Friday, 4 December 2009

China and wind farms

China is investing heavily in clean wind power to stem its reliance on dirty coal. But it's getting ahead of itself
Jane Macartney

Sprouting from the monotony of the Gobi desert in northern China are dozens of towering wind turbines. This, the world’s largest project of its kind, has been dubbed “Three Gorges on Land” — and it will produce more power than the mighty Three Gorges Dam on the Yangtze River.
Through a haze of sand, many of the turbines can be seen spinning, though others barely turn. That contrast is symptomatic of China’s rush to introduce clean energy and rely less on coal, which both fuelled its economic boom and made it the dirtiest country in the world.
So swiftly have communist party cadres rushed to embrace wind power that they have got ahead of themselves, and the state grid. Those turbines whose blades barely move have yet to be linked up to it. Officials say as many as half of China’s wind turbines stand impotently in the breeze, connected to nothing.
Neverthless, development in China’s wind power sector has been breathtaking, with generating capacity doubling in each of the past four years. The world’s second-largest energy user, China says that by 2020 it will bring total wind power capacity to 100GW, compared with 12GW today, with a view to generating 3 per cent of its electricity from non-hydro renewable energy. That gives China a lot to brag about when its delegates arrive in Copenhagen.

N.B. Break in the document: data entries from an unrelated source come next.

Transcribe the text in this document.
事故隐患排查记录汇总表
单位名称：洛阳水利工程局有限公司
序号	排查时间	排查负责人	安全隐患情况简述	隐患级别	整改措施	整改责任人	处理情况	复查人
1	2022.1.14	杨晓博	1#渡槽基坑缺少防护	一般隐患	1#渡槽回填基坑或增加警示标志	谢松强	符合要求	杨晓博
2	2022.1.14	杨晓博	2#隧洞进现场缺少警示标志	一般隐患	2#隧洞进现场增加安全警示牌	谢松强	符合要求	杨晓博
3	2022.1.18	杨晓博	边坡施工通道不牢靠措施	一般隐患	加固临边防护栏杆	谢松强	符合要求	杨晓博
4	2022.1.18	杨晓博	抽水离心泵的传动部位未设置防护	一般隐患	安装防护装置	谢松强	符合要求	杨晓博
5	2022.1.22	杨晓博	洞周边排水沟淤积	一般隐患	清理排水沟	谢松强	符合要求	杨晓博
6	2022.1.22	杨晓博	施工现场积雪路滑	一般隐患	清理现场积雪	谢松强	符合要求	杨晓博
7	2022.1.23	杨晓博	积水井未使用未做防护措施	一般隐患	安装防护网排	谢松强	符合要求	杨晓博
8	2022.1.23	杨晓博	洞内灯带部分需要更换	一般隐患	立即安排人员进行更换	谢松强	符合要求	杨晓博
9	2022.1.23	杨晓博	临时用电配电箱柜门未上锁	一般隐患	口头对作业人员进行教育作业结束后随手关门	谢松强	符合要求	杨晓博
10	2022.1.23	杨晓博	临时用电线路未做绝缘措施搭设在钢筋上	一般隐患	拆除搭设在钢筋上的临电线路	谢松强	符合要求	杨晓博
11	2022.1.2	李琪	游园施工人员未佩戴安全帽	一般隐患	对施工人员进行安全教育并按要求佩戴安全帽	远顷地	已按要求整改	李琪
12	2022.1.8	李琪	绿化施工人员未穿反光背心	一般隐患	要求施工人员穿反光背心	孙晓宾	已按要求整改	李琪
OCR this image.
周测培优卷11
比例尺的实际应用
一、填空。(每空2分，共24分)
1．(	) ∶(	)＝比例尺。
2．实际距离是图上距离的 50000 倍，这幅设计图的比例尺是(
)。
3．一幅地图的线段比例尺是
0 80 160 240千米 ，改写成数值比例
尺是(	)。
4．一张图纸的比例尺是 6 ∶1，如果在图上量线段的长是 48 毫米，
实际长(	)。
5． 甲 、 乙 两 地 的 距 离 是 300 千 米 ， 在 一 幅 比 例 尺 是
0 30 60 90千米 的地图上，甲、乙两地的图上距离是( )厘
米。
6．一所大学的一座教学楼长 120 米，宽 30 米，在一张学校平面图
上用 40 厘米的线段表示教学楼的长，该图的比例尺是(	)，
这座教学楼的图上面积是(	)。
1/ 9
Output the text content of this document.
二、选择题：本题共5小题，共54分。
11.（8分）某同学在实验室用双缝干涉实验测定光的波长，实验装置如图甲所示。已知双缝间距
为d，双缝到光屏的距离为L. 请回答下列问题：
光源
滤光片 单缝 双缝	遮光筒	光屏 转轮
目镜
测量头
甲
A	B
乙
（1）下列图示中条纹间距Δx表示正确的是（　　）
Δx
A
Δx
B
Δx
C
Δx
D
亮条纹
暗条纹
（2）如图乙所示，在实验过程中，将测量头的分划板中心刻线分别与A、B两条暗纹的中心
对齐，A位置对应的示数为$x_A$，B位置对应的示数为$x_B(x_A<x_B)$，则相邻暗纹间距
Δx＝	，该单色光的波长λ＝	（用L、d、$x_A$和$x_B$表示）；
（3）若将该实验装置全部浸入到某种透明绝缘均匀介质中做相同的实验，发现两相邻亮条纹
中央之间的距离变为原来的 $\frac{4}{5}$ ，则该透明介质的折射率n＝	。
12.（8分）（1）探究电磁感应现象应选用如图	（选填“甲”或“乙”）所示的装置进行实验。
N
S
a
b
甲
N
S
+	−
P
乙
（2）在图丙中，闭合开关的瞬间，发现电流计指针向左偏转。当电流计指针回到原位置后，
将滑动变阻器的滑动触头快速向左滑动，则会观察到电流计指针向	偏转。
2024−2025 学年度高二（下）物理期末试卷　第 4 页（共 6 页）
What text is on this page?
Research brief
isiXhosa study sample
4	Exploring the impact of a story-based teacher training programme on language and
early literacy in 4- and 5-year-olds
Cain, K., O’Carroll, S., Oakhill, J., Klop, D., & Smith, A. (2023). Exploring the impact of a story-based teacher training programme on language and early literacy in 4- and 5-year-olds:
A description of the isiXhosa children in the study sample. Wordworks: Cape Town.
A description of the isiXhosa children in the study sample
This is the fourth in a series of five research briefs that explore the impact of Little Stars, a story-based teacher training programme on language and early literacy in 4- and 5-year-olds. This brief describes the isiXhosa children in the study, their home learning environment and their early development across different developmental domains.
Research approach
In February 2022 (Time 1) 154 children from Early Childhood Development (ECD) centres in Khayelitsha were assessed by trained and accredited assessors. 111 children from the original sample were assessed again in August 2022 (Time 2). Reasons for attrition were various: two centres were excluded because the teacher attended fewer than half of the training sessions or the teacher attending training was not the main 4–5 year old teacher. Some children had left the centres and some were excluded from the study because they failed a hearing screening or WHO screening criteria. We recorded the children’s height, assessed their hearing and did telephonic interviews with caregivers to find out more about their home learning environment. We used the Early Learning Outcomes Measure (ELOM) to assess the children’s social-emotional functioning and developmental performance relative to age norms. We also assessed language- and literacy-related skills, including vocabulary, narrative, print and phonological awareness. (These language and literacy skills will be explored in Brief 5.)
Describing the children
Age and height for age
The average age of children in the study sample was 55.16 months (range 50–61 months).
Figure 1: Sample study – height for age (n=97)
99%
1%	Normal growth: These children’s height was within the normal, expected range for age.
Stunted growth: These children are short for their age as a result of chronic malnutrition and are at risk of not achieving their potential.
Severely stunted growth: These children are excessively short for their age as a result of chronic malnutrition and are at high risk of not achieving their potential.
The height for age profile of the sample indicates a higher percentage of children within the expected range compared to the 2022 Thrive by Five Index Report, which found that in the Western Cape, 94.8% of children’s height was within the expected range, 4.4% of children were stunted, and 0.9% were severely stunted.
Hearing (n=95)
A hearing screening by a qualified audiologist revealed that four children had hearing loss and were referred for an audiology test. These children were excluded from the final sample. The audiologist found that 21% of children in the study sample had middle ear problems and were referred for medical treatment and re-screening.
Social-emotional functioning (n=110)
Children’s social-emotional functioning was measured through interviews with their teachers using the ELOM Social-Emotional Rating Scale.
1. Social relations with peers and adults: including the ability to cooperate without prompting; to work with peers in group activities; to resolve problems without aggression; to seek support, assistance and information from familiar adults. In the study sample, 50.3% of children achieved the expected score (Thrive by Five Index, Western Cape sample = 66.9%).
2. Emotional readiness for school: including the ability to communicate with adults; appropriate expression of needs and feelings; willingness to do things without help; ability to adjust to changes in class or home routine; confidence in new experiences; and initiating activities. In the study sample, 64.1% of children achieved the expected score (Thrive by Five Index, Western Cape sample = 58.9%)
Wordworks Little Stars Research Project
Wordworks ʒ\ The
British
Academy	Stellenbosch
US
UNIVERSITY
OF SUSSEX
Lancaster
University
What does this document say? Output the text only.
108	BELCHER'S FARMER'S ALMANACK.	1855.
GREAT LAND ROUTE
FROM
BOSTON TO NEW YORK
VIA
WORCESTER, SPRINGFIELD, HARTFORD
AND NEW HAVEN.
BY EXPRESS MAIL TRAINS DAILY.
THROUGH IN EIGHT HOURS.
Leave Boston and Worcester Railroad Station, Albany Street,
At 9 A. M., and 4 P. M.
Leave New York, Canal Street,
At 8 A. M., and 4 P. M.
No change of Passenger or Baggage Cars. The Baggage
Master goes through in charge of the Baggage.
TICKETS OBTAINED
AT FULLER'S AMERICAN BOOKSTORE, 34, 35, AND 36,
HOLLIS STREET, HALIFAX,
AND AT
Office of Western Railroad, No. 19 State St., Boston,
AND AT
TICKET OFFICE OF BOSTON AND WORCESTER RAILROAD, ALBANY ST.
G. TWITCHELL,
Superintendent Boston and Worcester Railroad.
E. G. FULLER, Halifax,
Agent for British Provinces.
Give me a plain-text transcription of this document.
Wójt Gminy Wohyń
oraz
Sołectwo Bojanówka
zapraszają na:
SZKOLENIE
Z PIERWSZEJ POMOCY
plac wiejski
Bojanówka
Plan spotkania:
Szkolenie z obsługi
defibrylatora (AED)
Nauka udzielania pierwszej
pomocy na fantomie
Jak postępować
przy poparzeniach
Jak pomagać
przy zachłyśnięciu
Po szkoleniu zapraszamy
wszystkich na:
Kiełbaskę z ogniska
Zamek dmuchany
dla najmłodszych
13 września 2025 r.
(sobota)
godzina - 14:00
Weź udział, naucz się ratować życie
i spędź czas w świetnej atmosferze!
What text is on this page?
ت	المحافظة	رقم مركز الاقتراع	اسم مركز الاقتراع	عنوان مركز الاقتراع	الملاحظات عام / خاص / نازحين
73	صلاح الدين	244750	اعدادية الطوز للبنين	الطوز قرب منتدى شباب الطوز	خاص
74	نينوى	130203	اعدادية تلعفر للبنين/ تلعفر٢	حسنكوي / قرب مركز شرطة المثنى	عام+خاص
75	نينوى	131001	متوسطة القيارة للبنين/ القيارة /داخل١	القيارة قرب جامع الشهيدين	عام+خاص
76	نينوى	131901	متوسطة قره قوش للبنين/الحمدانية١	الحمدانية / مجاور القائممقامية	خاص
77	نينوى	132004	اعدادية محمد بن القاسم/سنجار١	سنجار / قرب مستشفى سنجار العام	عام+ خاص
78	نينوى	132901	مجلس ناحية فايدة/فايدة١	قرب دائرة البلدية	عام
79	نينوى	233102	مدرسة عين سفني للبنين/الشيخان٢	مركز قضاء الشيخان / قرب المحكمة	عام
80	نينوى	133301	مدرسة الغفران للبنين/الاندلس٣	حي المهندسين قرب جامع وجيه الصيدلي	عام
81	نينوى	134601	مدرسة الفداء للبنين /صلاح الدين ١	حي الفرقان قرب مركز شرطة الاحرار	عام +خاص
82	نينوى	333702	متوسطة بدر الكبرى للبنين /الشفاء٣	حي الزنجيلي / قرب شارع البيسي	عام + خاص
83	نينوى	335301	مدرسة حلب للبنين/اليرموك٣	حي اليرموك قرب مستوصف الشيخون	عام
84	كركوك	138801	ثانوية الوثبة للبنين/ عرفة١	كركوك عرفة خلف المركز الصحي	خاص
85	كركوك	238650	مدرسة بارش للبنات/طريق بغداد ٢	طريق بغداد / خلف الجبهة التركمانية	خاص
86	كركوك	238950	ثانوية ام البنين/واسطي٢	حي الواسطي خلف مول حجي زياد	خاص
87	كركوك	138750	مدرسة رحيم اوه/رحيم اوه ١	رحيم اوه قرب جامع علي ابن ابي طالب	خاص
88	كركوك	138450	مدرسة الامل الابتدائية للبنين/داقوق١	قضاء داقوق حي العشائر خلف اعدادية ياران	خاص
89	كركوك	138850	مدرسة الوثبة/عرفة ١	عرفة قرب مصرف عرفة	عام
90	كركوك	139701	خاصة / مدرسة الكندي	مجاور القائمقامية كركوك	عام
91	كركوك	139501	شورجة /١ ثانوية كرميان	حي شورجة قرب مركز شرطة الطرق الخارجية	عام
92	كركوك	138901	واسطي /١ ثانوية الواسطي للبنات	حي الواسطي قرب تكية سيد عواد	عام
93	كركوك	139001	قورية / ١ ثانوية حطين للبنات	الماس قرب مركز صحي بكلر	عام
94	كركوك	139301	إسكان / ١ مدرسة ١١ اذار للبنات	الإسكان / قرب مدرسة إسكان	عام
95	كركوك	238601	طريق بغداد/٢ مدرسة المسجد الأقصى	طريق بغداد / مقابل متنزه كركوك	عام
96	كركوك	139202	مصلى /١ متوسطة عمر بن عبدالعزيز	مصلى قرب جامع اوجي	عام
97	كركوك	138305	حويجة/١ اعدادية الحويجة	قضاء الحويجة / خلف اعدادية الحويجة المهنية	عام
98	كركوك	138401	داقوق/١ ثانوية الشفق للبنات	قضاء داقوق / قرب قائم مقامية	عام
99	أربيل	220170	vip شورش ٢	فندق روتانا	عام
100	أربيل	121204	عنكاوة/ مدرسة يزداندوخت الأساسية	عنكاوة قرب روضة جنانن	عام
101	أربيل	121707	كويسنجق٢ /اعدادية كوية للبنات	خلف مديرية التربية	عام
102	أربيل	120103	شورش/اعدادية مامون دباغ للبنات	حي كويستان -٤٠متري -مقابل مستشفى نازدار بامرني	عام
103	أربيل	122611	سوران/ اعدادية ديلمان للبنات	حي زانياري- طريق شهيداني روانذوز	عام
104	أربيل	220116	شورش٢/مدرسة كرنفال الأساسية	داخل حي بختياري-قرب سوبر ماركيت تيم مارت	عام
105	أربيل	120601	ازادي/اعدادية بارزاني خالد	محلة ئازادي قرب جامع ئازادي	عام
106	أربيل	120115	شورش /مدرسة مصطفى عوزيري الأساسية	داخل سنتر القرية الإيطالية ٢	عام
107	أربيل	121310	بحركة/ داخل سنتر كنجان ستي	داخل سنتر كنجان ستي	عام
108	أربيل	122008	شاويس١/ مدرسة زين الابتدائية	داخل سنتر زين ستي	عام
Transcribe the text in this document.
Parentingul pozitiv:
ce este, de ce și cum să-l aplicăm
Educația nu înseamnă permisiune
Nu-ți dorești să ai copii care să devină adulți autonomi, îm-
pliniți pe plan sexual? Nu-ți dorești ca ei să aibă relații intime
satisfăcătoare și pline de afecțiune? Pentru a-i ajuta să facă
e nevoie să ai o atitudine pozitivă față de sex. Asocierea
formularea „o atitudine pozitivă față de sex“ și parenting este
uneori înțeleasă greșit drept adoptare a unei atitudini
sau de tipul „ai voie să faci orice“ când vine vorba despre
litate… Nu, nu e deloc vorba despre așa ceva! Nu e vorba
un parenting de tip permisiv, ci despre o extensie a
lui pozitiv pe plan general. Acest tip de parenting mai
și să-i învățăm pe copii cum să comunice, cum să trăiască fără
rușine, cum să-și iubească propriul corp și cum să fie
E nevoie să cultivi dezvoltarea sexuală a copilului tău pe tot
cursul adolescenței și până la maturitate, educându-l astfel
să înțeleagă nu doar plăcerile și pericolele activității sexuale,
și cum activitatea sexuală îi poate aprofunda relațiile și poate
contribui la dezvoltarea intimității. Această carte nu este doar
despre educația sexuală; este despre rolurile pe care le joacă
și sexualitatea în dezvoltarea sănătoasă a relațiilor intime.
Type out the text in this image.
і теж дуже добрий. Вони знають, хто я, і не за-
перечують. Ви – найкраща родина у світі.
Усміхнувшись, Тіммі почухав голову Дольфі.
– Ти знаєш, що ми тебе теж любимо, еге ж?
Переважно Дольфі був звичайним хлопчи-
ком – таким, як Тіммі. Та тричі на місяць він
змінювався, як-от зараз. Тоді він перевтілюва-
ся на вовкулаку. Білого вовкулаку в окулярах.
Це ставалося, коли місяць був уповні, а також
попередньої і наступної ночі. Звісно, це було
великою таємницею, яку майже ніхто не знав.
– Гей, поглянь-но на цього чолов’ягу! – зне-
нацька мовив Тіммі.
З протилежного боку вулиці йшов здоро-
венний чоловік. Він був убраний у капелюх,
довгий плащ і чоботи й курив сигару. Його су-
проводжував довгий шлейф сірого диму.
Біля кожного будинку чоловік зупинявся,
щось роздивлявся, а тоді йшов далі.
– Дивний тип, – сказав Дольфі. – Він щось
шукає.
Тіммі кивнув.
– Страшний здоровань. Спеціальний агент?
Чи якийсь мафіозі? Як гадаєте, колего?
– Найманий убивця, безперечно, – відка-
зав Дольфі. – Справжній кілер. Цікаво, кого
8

The wind farm at Jiuquan will yield 10GW. Its first phase will be completed next year, ahead of schedule. The second phase will double its capacity by 2020. By comparison, the massive Three Gorges dam will be able to produce 18.6GW.
“You could say that this is a very ambitious goal,” Wu Shengxue, of the National Development and Research Commission in Jiuquan, says. “At the same time it amounts to almost nothing when you look at China’s total demand.”
China wants to be more energy efficient and hopes to reduce its energy intensity — a measure of energy use in relation to the size of the economy — by 20 per cent by 2010. It also wants a greener mix of electricity.
Enormous state subsidies are helping to make wind part of that mix despite costing China’s grid 0.54 yuan (around 4.7 pence) per kilowatt-hour, double what it pays for power from fossil fuels. So it is no surprise China still relies on coal for 70 per cent of its electricity (last year the country overtook the US as the world’s biggest carbon emitter).
“We have to reduce our reliance on coal or China cannot develop,” Wu says. “The central government has set these targets and they must be met.”
China is already third in the world wind-power stakes, and the Gobi desert is ideal for wind farms. Here, the wind whistles down an almost perfectly flat corridor, where caravans once plied the Silk Road. And there are no herders or farmers to be moved out of the way.
The state subsidies have led to abuses, however. Many tenders have been won by huge state-owned companies that regard subsidies, rather than selling electricity, as their route to riches. Furthermore, China remains several steps behind the rest of the world in certain areas — particularly turbine control systems.
And there is another hurdle to overcome; the sheer separation between the wind farms of the interior and the major centres of power consumption in China’s coastal industrial heartland.
That means transmission is critical. China needs high-voltage transmission lines to move power over vast distances with minimal loss. Such systems are expensive, but China is already implementing new technology that has been allowed to languish on the drawing board in Europe and the US. Some 20 companies have been ordered to continue work on the cabling right through the freezing winter, when they would usually stop pouring cement because of the cold.
Of course, this is where China’s one-party government is able to bulldoze things through. “If the government decides this is a priority policy then officials pretty much have to fall into line,” Wu says. Besides, “green” has become a measure of individual performance and officials know failure to comply could jeopardise their promotion.
Zhao Jinquan is responsible for China’s largest solar-energy project in the ancient city of Dunhuang, due to open next year. He says it can’t afford to fall behind because, while solar power is more expensive now, coal could turn out to be even more costly. “We have to clean up the air, get rid of pollution and compensate workers who fall ill and miners killed in accidents,” he says.
With local governments and other vested interests still unsure if they want to pay more for clean power, that is an argument China’s leaders want to hear.